Reasons Abandoned Hospitals and Asylums Sit Empty
Because of zoning and historical districts, it may be difficult to schedule these old abandoned hospitals for demolition. Built in the late 1800s or early 1900s, these historical buildings sit abandoned and aging as committees argue about what to do with them.
Sometimes, the discussion is not always about the historical significance of the structure, but the age in which it was built offering difficulties in its destruction. These complications only add to the time spent sitting empty, and are a benefit to the urbex community.
Another reason these abandoned hospitals and abandoned asylums can sit empty for so long is that they have an on-property cemetery. Graveyards and memorial statuary are protected under various regulations and red tape. This may hold up the city in enough red tape that they shelve the entire process. As a result, they let the abandoned hospital rot where it stands.
Again, this is a benefit for urban explorers. However, it is important to always keep in mind the sanctity and integrity of any hallowed ground such as a cemetery. While it may be abandoned and forgotten, it is in the best interest of our community to respect these locations. The goal is to not be lumped in with the casual vandal.
Dangers For Urban Explorers in Abandoned Hospitals and Asylums
Old structures always include new levels of exploration complications. Abandoned hospitals top the list. The age of the buildings often means they will have asbestos-protected pipes. These pipes will be in some array of decomposition, so there is almost assuredly going to be asbestos dust in the air. As a result, it’s important to wear a respirator for the safety of your lungs.

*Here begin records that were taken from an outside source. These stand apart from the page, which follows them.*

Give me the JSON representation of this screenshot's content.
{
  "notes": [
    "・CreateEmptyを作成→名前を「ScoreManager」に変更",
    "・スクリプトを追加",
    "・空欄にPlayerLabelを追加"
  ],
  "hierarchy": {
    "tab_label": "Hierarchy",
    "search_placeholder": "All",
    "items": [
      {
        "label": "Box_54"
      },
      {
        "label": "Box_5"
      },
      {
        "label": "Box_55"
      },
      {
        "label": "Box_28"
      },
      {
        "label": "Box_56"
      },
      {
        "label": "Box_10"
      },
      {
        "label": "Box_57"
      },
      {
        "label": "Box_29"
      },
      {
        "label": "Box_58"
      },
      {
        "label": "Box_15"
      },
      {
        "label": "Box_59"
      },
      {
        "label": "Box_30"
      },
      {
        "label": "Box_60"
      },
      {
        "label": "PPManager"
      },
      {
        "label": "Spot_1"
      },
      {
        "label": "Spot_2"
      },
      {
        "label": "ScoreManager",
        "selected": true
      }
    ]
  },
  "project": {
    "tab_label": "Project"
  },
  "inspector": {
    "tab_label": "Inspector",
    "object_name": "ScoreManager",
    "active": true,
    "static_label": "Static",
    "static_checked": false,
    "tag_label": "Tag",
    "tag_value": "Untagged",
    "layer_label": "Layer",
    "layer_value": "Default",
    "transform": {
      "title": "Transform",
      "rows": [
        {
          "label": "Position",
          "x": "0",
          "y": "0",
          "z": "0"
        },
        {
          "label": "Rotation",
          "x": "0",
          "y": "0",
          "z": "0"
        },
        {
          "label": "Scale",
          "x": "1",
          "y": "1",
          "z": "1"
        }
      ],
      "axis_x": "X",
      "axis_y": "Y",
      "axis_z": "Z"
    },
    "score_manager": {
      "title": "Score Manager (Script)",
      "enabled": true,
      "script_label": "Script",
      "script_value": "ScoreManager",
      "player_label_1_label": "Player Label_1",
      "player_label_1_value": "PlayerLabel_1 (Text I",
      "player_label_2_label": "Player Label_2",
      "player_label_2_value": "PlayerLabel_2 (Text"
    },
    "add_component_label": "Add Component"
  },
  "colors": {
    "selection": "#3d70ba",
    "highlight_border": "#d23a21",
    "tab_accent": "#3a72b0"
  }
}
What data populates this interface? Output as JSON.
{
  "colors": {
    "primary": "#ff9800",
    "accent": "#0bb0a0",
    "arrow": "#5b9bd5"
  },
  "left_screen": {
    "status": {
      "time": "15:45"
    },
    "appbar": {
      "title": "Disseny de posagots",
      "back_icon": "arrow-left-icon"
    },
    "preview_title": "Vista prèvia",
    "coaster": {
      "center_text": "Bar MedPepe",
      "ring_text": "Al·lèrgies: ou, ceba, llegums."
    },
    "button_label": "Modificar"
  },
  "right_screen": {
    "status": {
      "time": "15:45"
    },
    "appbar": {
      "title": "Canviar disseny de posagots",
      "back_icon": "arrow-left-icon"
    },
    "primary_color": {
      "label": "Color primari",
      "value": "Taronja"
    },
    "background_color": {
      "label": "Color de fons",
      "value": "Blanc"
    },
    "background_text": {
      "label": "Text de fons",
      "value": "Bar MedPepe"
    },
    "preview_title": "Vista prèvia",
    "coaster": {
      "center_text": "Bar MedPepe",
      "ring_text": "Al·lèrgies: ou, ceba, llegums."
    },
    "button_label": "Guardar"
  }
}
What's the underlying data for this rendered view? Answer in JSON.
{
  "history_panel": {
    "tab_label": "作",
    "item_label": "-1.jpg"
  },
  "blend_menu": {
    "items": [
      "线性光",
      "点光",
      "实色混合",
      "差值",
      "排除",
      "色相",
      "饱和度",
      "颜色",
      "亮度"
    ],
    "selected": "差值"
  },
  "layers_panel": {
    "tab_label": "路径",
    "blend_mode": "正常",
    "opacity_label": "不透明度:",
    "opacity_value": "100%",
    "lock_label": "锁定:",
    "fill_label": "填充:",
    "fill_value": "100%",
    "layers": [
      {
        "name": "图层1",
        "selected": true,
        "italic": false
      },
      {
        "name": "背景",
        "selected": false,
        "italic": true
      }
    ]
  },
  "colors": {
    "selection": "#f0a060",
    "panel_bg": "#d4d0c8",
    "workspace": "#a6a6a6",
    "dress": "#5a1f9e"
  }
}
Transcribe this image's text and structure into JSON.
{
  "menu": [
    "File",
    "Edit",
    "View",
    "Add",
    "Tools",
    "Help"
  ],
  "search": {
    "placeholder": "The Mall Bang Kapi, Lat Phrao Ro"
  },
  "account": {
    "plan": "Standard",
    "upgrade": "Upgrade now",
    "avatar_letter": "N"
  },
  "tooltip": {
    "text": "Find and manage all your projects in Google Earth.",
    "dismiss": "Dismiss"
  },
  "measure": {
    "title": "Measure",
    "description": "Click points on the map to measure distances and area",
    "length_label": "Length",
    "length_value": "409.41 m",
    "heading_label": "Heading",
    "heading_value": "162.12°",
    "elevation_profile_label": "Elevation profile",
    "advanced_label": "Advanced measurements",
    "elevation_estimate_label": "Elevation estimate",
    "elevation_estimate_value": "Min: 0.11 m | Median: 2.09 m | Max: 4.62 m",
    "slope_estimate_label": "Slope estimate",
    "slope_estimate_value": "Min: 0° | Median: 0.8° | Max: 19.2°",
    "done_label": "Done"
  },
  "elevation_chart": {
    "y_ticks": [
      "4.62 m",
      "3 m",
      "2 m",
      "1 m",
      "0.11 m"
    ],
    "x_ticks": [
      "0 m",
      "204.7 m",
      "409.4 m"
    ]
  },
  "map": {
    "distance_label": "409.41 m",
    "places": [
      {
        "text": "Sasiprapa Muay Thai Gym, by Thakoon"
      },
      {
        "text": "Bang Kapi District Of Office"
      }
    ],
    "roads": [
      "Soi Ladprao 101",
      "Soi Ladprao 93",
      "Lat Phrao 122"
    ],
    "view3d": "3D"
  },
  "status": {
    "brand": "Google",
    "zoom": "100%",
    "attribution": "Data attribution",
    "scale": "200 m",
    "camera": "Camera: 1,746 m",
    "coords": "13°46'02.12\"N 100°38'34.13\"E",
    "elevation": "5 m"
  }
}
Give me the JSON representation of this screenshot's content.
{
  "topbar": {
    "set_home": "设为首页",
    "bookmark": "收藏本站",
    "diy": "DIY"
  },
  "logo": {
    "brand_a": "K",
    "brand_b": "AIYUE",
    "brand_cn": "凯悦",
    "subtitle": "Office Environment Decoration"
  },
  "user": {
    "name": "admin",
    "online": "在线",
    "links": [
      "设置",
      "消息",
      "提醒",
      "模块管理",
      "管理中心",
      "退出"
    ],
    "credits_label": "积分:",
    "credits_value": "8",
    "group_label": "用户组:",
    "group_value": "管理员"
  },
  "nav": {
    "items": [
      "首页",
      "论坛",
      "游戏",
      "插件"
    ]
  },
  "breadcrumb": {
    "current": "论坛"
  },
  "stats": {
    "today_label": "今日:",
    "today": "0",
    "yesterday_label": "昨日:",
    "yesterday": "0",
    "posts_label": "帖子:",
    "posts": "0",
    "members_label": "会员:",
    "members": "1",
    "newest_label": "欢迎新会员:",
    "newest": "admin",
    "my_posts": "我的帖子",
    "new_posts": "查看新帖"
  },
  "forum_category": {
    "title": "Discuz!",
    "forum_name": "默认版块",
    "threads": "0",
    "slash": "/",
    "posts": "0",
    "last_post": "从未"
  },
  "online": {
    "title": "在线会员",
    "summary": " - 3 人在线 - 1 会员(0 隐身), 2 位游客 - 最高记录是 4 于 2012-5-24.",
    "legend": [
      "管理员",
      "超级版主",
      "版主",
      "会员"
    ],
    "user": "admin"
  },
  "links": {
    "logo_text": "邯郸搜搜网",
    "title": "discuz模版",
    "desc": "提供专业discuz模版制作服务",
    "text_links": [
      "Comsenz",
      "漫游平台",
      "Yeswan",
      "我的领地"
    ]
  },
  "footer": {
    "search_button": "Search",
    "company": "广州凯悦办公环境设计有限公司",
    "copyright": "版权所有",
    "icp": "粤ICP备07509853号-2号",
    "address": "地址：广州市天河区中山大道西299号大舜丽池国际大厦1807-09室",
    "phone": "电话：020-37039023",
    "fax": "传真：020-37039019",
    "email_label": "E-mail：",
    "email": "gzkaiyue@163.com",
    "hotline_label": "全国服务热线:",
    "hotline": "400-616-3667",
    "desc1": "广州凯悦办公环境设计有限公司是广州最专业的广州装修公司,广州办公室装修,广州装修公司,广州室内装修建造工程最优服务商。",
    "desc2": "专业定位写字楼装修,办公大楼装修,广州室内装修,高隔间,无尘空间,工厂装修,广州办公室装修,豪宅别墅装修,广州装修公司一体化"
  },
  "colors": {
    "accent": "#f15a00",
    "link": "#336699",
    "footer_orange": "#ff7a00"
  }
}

The peeling paint coming off in ribbons and strips from the walls and ceilings may be lead paint depending on how long ago the hospital was abandoned, and the last time it was painted. As these paint chips crumble into dust, you’re breathing in that lead.
Old buildings also may have locations that were workplace hazards that would never exist in today’s modern buildings. Many of these abandoned hospitals were erected before regulators such as OSHA existed and could have ancient hazards that you would never suspect.
Old mechanical rooms are full of heavy machinery on rusted supports or other unforeseen dangers that pose a risk to those of us peering into these windows of the past. Long story short, be careful.
Staying Safe While Exploring
Aside from the age of the structure, rusting metal, rotten wood, and collapsing floors, urbex adventurers need to keep additional hospital-specific hazards in mind. As these abandoned hospitals and asylums fall into disarray, the already unsanitary conditions dissolve rapidly into a rather unpleasant environment.
If the hospital had an incinerator, there is likely going to be a large hazard in exploring it. With self-locking doors, rusted hinges, and the fact that it was never designed for isolated exploration, it is possible to find yourself locked in an inescapable structure that could require you to call for outside assistance. Also, the existence of bio-hazardous material is more likely in an abandoned hospital.
Some facilities have been found with jars containing specimens and parts for further examination being left behind. We have all seen the jarring (see what I did there) photos. There is no telling what you may come across in these old abandoned hospitals, so keep your sanity and explore safely.